On Sunday 7th July 2019 a few of us from Leytonstone joined other participants from across London and beyond at Cecil Sharp House in Camden for the annual London Permaculture Festival. It was the first time I’d attended, and I felt like a kid in a sweet shop with so many fascinating talks to choose from. One that made a particular impression, though, was David Satori’s presentation on growing medicinal mushrooms.
David describes himself as an organic gardener, mycologist, activist and teacher. His London-based organisation Myceliate (www.myceliate.org) encourages mushroom cultivation as a way to improve poor and contaminated urban soils. It turns out that fungi are more interesting and more crucial to our collective future than I had ever imagined.
The mushrooms we see – whether sprouting from an old tree stump or popping up in the lawn – are just the fruiting part of a huge underground organism – the mycelium. Gardeners are aware of the importance of these underground webs in the form of ‘mycorrhyzal fungi’ which help the roots of plants to extract nutrients from the soil. Fungi are also needed to help break down dead and rotting plant material like fallen trees. There are even, David told us, varieties of fungus that can break down petrochemicals, and these are now beginning to be used in polluted areas to remove contamination and bring land back into healthy cultivation.
Mushrooms are also hugely valuable to us as a food source, and have been used by many cultures around the world in traditional medicine. Of course, not all are edible and it’s essential to be totally confident in your identification of a mushroom before risking eating it. But those that are edible, are rich in prebiotics that support our gut health; many support or boost the immune system, and there is increasing scientific evidence for other benefits like repairing nerve cells and improving memory.

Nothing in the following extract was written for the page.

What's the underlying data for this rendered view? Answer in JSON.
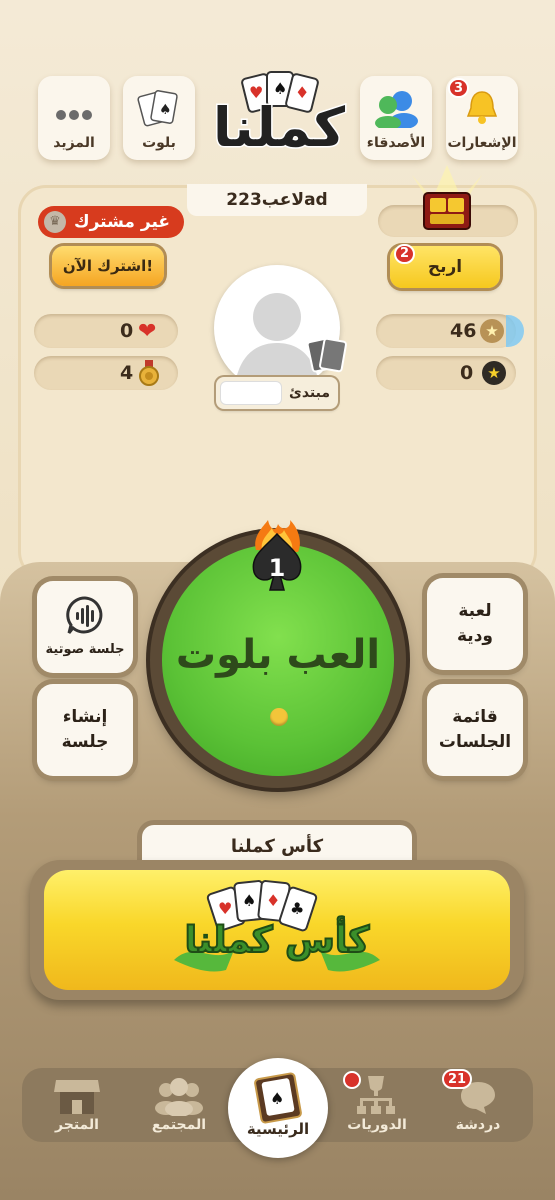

As with so many things, though, just as we need them more than ever, fungi are under threat. The nutrient balance they need is different to that of other cultivated plants, requiring a higher ratio of carbon to nitrogen. Modern agriculture that relies heavily on artificially adding nitrogen to the soil, creates an environment that inhibits fungal growth and this in turn depletes the richness of the soil. This is, of course, yet another reason to move away from intensive farming toward more organic methods.
Mushrooms, David explained, can be grown at home either in containers indoors or on hardwood logs in the garden. Oyster mushrooms are the easiest species to start with, and can be grown indoors in a tub filled with a mixture of shredded cardboard and used coffee grounds. The tub is kept warm and dark until the underground mycelium has fully developed, after which autumn is simulated by moving the tub somewhere cooler and misting daily with water through a hole in the lid, which after about a week should prompt a cluster of mushrooms to emerge through the hole. Website ‘Gourmet Woodland Mushrooms’ (www.gourmetmushrooms.co.uk) sells the ‘spawn’ that is needed to start the process (similar to using kefir grains, or a starter yeast in breadmaking). They also sell complete kits for indoor growing and their website includes a wealth of information to guide you through the process.
Have you tried growing mushrooms at home? Do let us know how you got on, and pass on any tips. Perhaps there’s an opportunity for someone to go into partnership with a local coffee shop to reuse coffee grounds and set up Leytonstone’s very own mushroom farm?!